Raptor Computing Systems Community Forums (BETA)
Raptor Computing Systems Hardware => Talos II => Topic started by: jcsiblesei on December 02, 2024, 10:07:21 am
-
I just got a new Talos II TL2SV4 server a few days ago, with the 500GB Samsung internal NVMe storage option. Shortly after installing the OS, smartd started reporting "Device: /dev/nvme0, Critical Warning (0x02): Temperature" about once per day.
Looking at "smartctl -a /dev/nvme0", with the system totally idle, I see temperatures like this:
Temperature Sensor 1: 45 Celsius
Temperature Sensor 2: 52 Celsius
And after running "dd if=/dev/nvme0n1 of=/dev/null bs=1M" to generate load, after only a few seconds, I see temperatures like this:
Temperature Sensor 1: 46 Celsius
Temperature Sensor 2: 80 Celsius
These temperatures seem way too high. The BMC was also reporting a warning that "Temperature Pcie" was 49 C. I looked inside the case, and it looks like there's basically no way for any air to flow over the NVMe drive. It's all the way at the bottom against the edge of the case, with no ventilation around it.
Has anyone ran into this before? What should I do about it?
-
Which Samsung NVMe are you using?
In any case, I would install an NVMe that doesn't get that hot.
-
Is there a fan shroud you can adjust to change the airflow?
The 2U supermicro chassis w/HDD Raptor used has an adjustable fan shroud.
-
Which Samsung NVMe are you using?
It's a Samsung SSD 980 500GB.
In any case, I would install an NVMe that doesn't get that hot.
But this is the one that it shipped with.
Is there a fan shroud you can adjust to change the airflow?
The 2U supermicro chassis w/HDD Raptor used has an adjustable fan shroud.
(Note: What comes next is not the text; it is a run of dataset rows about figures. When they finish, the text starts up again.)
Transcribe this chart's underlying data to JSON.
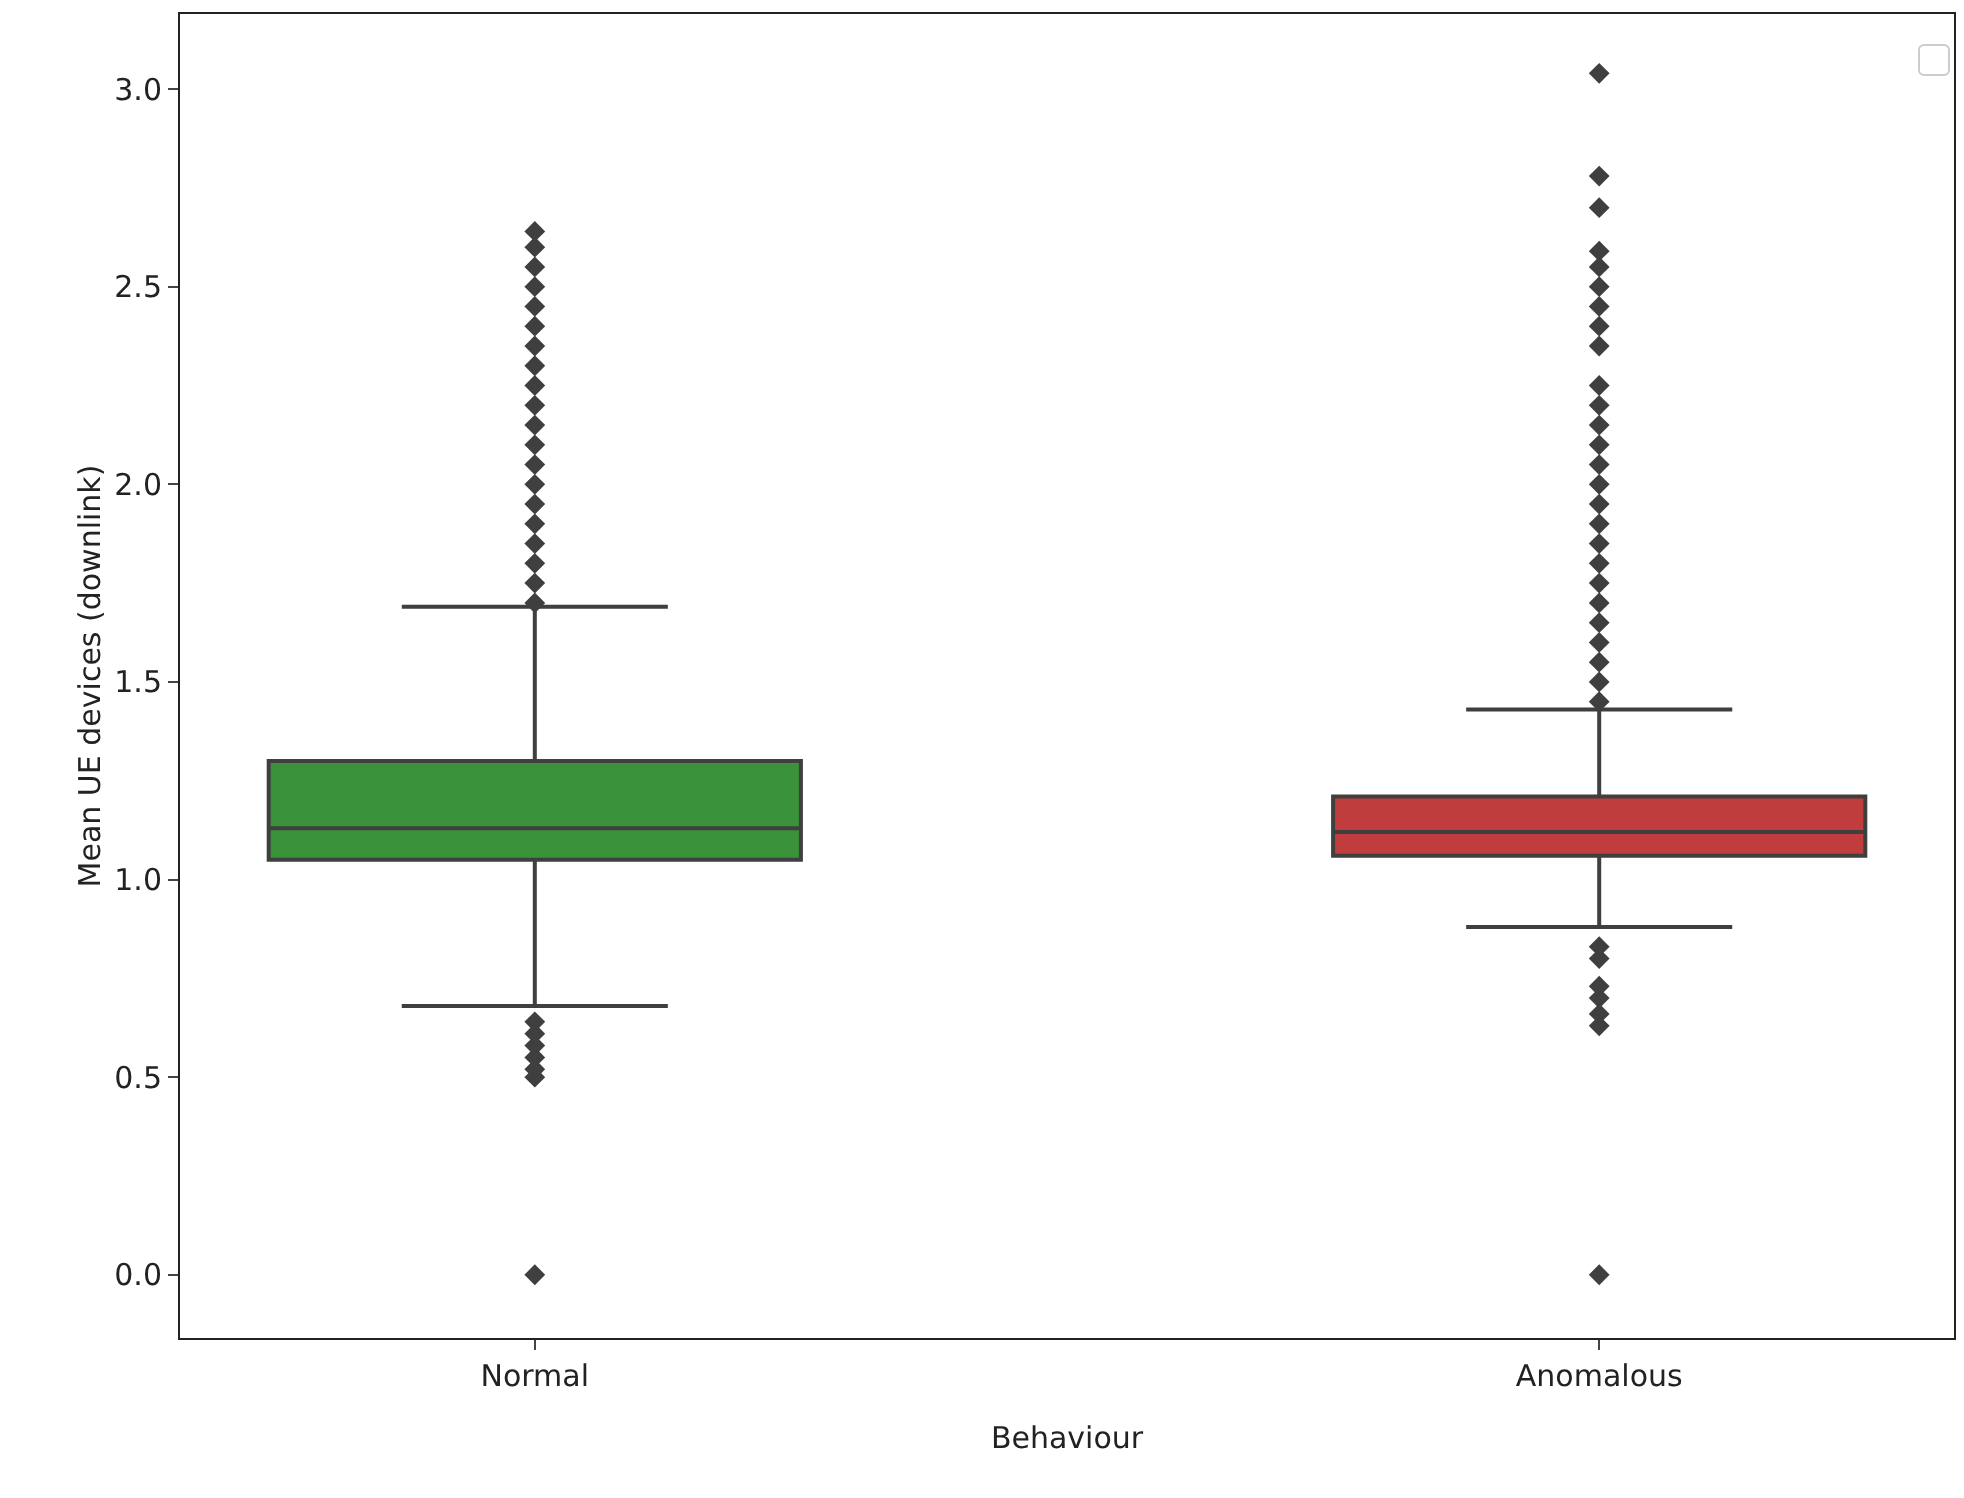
{
  "chart_data": {
    "type": "box",
    "xlabel": "Behaviour",
    "ylabel": "Mean UE devices (downlink)",
    "categories": [
      "Normal",
      "Anomalous"
    ],
    "colors": [
      "#3a923a",
      "#c03d3e"
    ],
    "boxes": [
      {
        "low": 0.68,
        "q1": 1.05,
        "median": 1.13,
        "q3": 1.3,
        "high": 1.69,
        "outliers": [
          0,
          0.5,
          0.52,
          0.55,
          0.58,
          0.61,
          0.64,
          1.7,
          1.75,
          1.8,
          1.85,
          1.9,
          1.95,
          2.0,
          2.05,
          2.1,
          2.15,
          2.2,
          2.25,
          2.3,
          2.35,
          2.4,
          2.45,
          2.5,
          2.55,
          2.6,
          2.64
        ]
      },
      {
        "low": 0.88,
        "q1": 1.06,
        "median": 1.12,
        "q3": 1.21,
        "high": 1.43,
        "outliers": [
          0,
          0.63,
          0.66,
          0.7,
          0.73,
          0.8,
          0.83,
          1.45,
          1.5,
          1.55,
          1.6,
          1.65,
          1.7,
          1.75,
          1.8,
          1.85,
          1.9,
          1.95,
          2.0,
          2.05,
          2.1,
          2.15,
          2.2,
          2.25,
          2.35,
          2.4,
          2.45,
          2.5,
          2.55,
          2.59,
          2.7,
          2.78,
          3.04
        ]
      }
    ],
    "ylim": [
      -0.16,
      3.19
    ],
    "yticks": [
      {
        "value": 0,
        "label": "0.0"
      },
      {
        "value": 0.5,
        "label": "0.5"
      },
      {
        "value": 1,
        "label": "1.0"
      },
      {
        "value": 1.5,
        "label": "1.5"
      },
      {
        "value": 2,
        "label": "2.0"
      },
      {
        "value": 2.5,
        "label": "2.5"
      },
      {
        "value": 3,
        "label": "3.0"
      }
    ],
    "marker": "diamond",
    "grid": false
  }
}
There is a fan shroud, but even if it weren't there at all, there wouldn't be a path for airflow. It's only being blocked by the NVMe carrier card itself and the sides of the case. (I have photos to show what I mean, but when I try to attach them, I get the message "The upload folder is full. Please try a smaller file and/or contact an administrator.")
-
You ordered the Talos II directly from RaptorCS?
In fact, the 980 should remain below 80°C.
-
You ordered the Talos II directly from RaptorCS?
Yes. I ordered it directly from RaptorCS, and I didn't make any hardware changes to it.
-
Updates:
I upgraded the SSD's firmware from 1B4QFXO7 to 3B4QFXO7. This didn't help at all.
I rearranged the PCIe cards in the host so that the NVMe carrier is in slot 1 (it was in slot 5 before), and slot 2 is empty (with a bracket with ventilation holes). Now there is a path for the fan to blow air right over the SSD. This did help: it now takes several minutes of constant reading before the temperature approaches 80C (it was less than 30 seconds before I made this change).
For comparison, I temporarily moved the SSD to another computer with better airflow, and no matter what I did, the temperature never went above 66C there. So even though it's overheating way less now, it's still concerning that it's overheating at all.
-
It is possible to find heat spreaders that adhere to the drive. I know I've gotten a few nvme drives that include them, but never had to use them. Otherwise, this sounds like something a strategically placed 40/60/80mm fan could alleviate.
-
I bought a SilverStone SST-TP02-M2 M.2 SSD Cooling Kit (https://www.newegg.com/silverstone-sst-tp02-m2-cooling-kit/p/N82E16835220138), and it helped significantly. Now it only gets to 60C after about 10 minutes of constant hammering. I consider my problem solved now.
One thing I'm curious about, though: has anyone else had this problem with the 2U servers as shipped by RaptorCS? I haven't seen anyone else have this issue, but I also can't imagine what would have made my server different than everyone else's.
-
The 2Us should be nearly identical to the towers except for the orientation, and I haven't observed that in my T2 tower, though the side panel is usually slightly open for me to check on the interior. I don't know what the case fans are like the servers, though; this came with the standard Supermicro SC747 case fans. I even ended up disabling one to reduce the noise but the cooling is still fine.
-
What is the "heavy duty case" that comes with the TL2SV4?
-
There's a distinct lack of markings, but I think it's a Supermicro SC216. (The backplane does have markings; it's a BPN-SAS3-216A-N4 for sure.)